B y Z a c h a r y W o o d r u f f
BACK IN THE good old days of serial killers, everybody knew they were just evil weenies. I fondly recall a movie titled The Hitcher, in which Rutger Hauer chased C. Thomas Howell all over the highway just to taunt him. It was a silly, dumb, brutal movie, the sort that would prevail at drive-ins and that nobody would ever mistake for art.
That's not to say I recommend The Hitcher. The film sickened me, actually, because it goes to all the trouble to create a compassionate, loving female love interest (played by Jennifer Jason Leigh) just to senselessly kill her off and give the audience a jolt they won't soon forget. I guess it worked.
Movies like The Hitcher still exist, but they're smarter and sneakier, and sometimes they even try to convince you they're art. These movies take on subdued names like Seven and star Oscar-winning actors like Morgan Freeman. They feature lush noirish cinematography and pack their stories full of references to Dante, Chaucer, Milton, Shakespeare, Hemingway and other literary giants. In between gruesome slayings, these films try to convince you that it all means something.
And Seven--short for "the seven deadly sins"--is good enough that it almost succeeds. Screenwriter Andrew Kevin Walker and director David Fincher go to great lengths to detail the philosophical attitudes of retiring homicide detective Freeman and his reckless youthful partner, Brad Pitt. Parallels are drawn between Freeman's cynicism about the sickness of society and the motives of the serial killer. Troubled questions arise: Is the fight for good worth fighting? At what cost? And so on.
Of course, all of this takes place in a world of such studied visual darkness that you can't help but feel there must be some deep themes hiding in the corners someplace. The movie is all flashlights and lovely, shadowy mutilated corpses, like a two-hour tour through all the storage rooms Jodie Foster didn't visit in Silence of the Lambs.
You might recall that director Fincher was the guiding mind behind Alien3, which turned Alien's boogeyman story into a parable of sin and redemption and turned Sigourney Weaver's Ripley into a combo Christ/Virgin Mary symbol. You might also recall that none of this added up to anything, and the movie wasn't very scary, either. Well, at least Seven gets the scary part right.
The movie's serial killer is as menacing as they come, to the point where even the sight of what might be him standing down the hall generates a freakish apprehension. He's played by Kevin Spacey, who apparently gets a big kick out of playing "my-brain-is-bigger-than-yours" types. His character in Seven isn't that smart though; instead of wearing gloves to prevent fingerprints, something even O.J. figured out, Spacey cuts off his fingertips. And his murders--which punish people for lying, dealing drugs, knowingly spreading disease, and so on--don't exactly amount to a provocative social statement. (Then again, I'm biased because I just read the Unabomber manuscript. Wow.)
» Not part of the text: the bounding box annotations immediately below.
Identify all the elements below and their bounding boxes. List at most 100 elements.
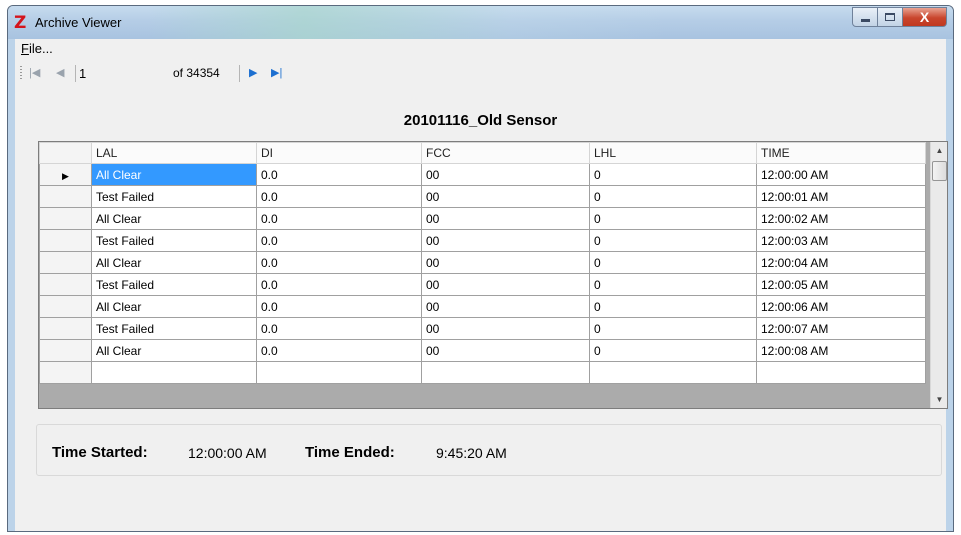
minimize-button[interactable] xyxy=(852,7,878,27)
row-header[interactable] xyxy=(39,295,92,318)
cell-lhl[interactable]: 0 xyxy=(589,229,757,252)
menu-file[interactable]: File... xyxy=(21,41,53,56)
cell-lhl[interactable]: 0 xyxy=(589,317,757,340)
cell-lal[interactable]: Test Failed xyxy=(91,273,257,296)
cell-time[interactable]: 12:00:04 AM xyxy=(756,251,926,274)
column-header-lhl[interactable]: LHL xyxy=(589,142,757,164)
cell-lhl[interactable]: 0 xyxy=(589,251,757,274)
cell-di[interactable]: 0.0 xyxy=(256,273,422,296)
table-row[interactable]: Test Failed 0.0 00 0 12:00:05 AM xyxy=(39,273,926,296)
toolbar-separator xyxy=(239,65,240,82)
table-row[interactable]: All Clear 0.0 00 0 12:00:08 AM xyxy=(39,339,926,362)
row-header[interactable] xyxy=(39,339,92,362)
title-bar[interactable]: Z Archive Viewer X xyxy=(8,6,953,39)
column-header-time[interactable]: TIME xyxy=(756,142,926,164)
time-started-value: 12:00:00 AM xyxy=(188,445,267,461)
grid-title: 20101116_Old Sensor xyxy=(403,112,558,129)
cell-fcc[interactable]: 00 xyxy=(421,207,590,230)
corner-header[interactable] xyxy=(39,142,92,164)
move-next-icon[interactable]: ▶ xyxy=(249,66,257,80)
row-header[interactable] xyxy=(39,317,92,340)
cell-lal[interactable]: Test Failed xyxy=(91,229,257,252)
cell-lal[interactable]: All Clear xyxy=(91,163,257,186)
cell-time[interactable]: 12:00:08 AM xyxy=(756,339,926,362)
data-grid[interactable]: LAL DI FCC LHL TIME ▶ All Clear 0.0 00 0 12:0… xyxy=(38,141,948,409)
cell-empty xyxy=(421,361,590,384)
cell-fcc[interactable]: 00 xyxy=(421,229,590,252)
table-row[interactable]: All Clear 0.0 00 0 12:00:02 AM xyxy=(39,207,926,230)
row-header[interactable] xyxy=(39,273,92,296)
position-input[interactable] xyxy=(77,64,141,82)
data-table: LAL DI FCC LHL TIME ▶ All Clear 0.0 00 0 12:0… xyxy=(39,142,926,384)
cell-di[interactable]: 0.0 xyxy=(256,229,422,252)
cell-fcc[interactable]: 00 xyxy=(421,339,590,362)
column-header-di[interactable]: DI xyxy=(256,142,422,164)
cell-time[interactable]: 12:00:01 AM xyxy=(756,185,926,208)
cell-fcc[interactable]: 00 xyxy=(421,295,590,318)
cell-di[interactable]: 0.0 xyxy=(256,251,422,274)
cell-di[interactable]: 0.0 xyxy=(256,163,422,186)
cell-lhl[interactable]: 0 xyxy=(589,295,757,318)
cell-time[interactable]: 12:00:00 AM xyxy=(756,163,926,186)
table-row[interactable]: All Clear 0.0 00 0 12:00:06 AM xyxy=(39,295,926,318)
cell-lhl[interactable]: 0 xyxy=(589,207,757,230)
scroll-down-icon[interactable]: ▼ xyxy=(931,391,947,408)
cell-lhl[interactable]: 0 xyxy=(589,185,757,208)
row-header[interactable] xyxy=(39,229,92,252)
row-header[interactable] xyxy=(39,251,92,274)
cell-fcc[interactable]: 00 xyxy=(421,273,590,296)
move-first-icon[interactable]: |◀ xyxy=(29,66,40,80)
cell-lhl[interactable]: 0 xyxy=(589,273,757,296)
column-header-lal[interactable]: LAL xyxy=(91,142,257,164)
cell-lal[interactable]: All Clear xyxy=(91,251,257,274)
cell-fcc[interactable]: 00 xyxy=(421,185,590,208)
time-started-label: Time Started: xyxy=(52,444,148,461)
close-button[interactable]: X xyxy=(903,7,947,27)
cell-di[interactable]: 0.0 xyxy=(256,185,422,208)
vertical-scrollbar[interactable]: ▲ ▼ xyxy=(930,142,947,408)
maximize-button[interactable] xyxy=(878,7,903,27)
time-ended-value: 9:45:20 AM xyxy=(436,445,507,461)
cell-di[interactable]: 0.0 xyxy=(256,295,422,318)
row-header[interactable] xyxy=(39,207,92,230)
row-header[interactable]: ▶ xyxy=(39,163,92,186)
cell-fcc[interactable]: 00 xyxy=(421,317,590,340)
cell-lhl[interactable]: 0 xyxy=(589,339,757,362)
row-header[interactable] xyxy=(39,185,92,208)
app-z-icon: Z xyxy=(14,13,27,33)
table-row[interactable]: All Clear 0.0 00 0 12:00:04 AM xyxy=(39,251,926,274)
cell-di[interactable]: 0.0 xyxy=(256,317,422,340)
table-row-partial xyxy=(39,361,926,384)
table-row[interactable]: Test Failed 0.0 00 0 12:00:01 AM xyxy=(39,185,926,208)
toolbar-grip[interactable] xyxy=(20,66,22,81)
cell-fcc[interactable]: 00 xyxy=(421,163,590,186)
table-row[interactable]: Test Failed 0.0 00 0 12:00:07 AM xyxy=(39,317,926,340)
cell-lal[interactable]: Test Failed xyxy=(91,185,257,208)
cell-lal[interactable]: All Clear xyxy=(91,207,257,230)
cell-time[interactable]: 12:00:03 AM xyxy=(756,229,926,252)
cell-time[interactable]: 12:00:05 AM xyxy=(756,273,926,296)
move-last-icon[interactable]: ▶| xyxy=(271,66,282,80)
cell-lhl[interactable]: 0 xyxy=(589,163,757,186)
title-bar-glow xyxy=(148,6,668,39)
cell-time[interactable]: 12:00:06 AM xyxy=(756,295,926,318)
cell-empty xyxy=(91,361,257,384)
cell-empty xyxy=(756,361,926,384)
summary-panel: Time Started: 12:00:00 AM Time Ended: 9:… xyxy=(36,424,953,476)
move-previous-icon[interactable]: ◀ xyxy=(56,66,64,80)
cell-lal[interactable]: All Clear xyxy=(91,339,257,362)
column-header-fcc[interactable]: FCC xyxy=(421,142,590,164)
table-row[interactable]: ▶ All Clear 0.0 00 0 12:00:00 AM xyxy=(39,163,926,186)
cell-time[interactable]: 12:00:07 AM xyxy=(756,317,926,340)
cell-di[interactable]: 0.0 xyxy=(256,207,422,230)
cell-fcc[interactable]: 00 xyxy=(421,251,590,274)
scroll-thumb[interactable] xyxy=(932,161,947,181)
cell-time[interactable]: 12:00:02 AM xyxy=(756,207,926,230)
cell-lal[interactable]: Test Failed xyxy=(91,317,257,340)
table-row[interactable]: Test Failed 0.0 00 0 12:00:03 AM xyxy=(39,229,926,252)
cell-lal[interactable]: All Clear xyxy=(91,295,257,318)
scroll-up-icon[interactable]: ▲ xyxy=(931,142,947,159)
cell-di[interactable]: 0.0 xyxy=(256,339,422,362)
caption-buttons: X xyxy=(852,7,947,27)
count-label: of 34354 xyxy=(173,66,220,80)
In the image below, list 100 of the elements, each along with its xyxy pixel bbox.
The most useful thing you can say about Seven is that you will never again forget the Seven Deadly Sins. Before the movie, I heard people in the audience trying to remember them: "Uh, greed, and anger, and um, wrath, and pride, and vanity, and avarice...I'm missing one." For the record, they're Gluttony, Greed, Sloth, Vanity, Lust, Envy and Wrath. (Does anybody know what the Seven Cardinal Virtues are? I'd like to see that movie.) By the way, if you're interested in seeing a terrific movie featuring the Seven Deadly Sins, I heartily recommend the Faustian comedy Bedazzled starring Dudley Moore, Raquel Welch (as Lust) and the late, great Peter Cook as the devil himself.
Despite its art, Seven is little more than an elaborate and rather clever puzzle piece. The whole point of the movie's existence is to neatly fulfill the killer's desire to punish each one of the sins in an artful way. I might have been more impressed by Seven's success at achieving this mechanical, exploitative goal if the film hadn't created human characters for me to care about. Seven is like an artsier version of The Hitcher, complete with a gruesome stomach-turning death, but it's a much worse film because it tries to fool you into thinking there's a meaning behind the madness.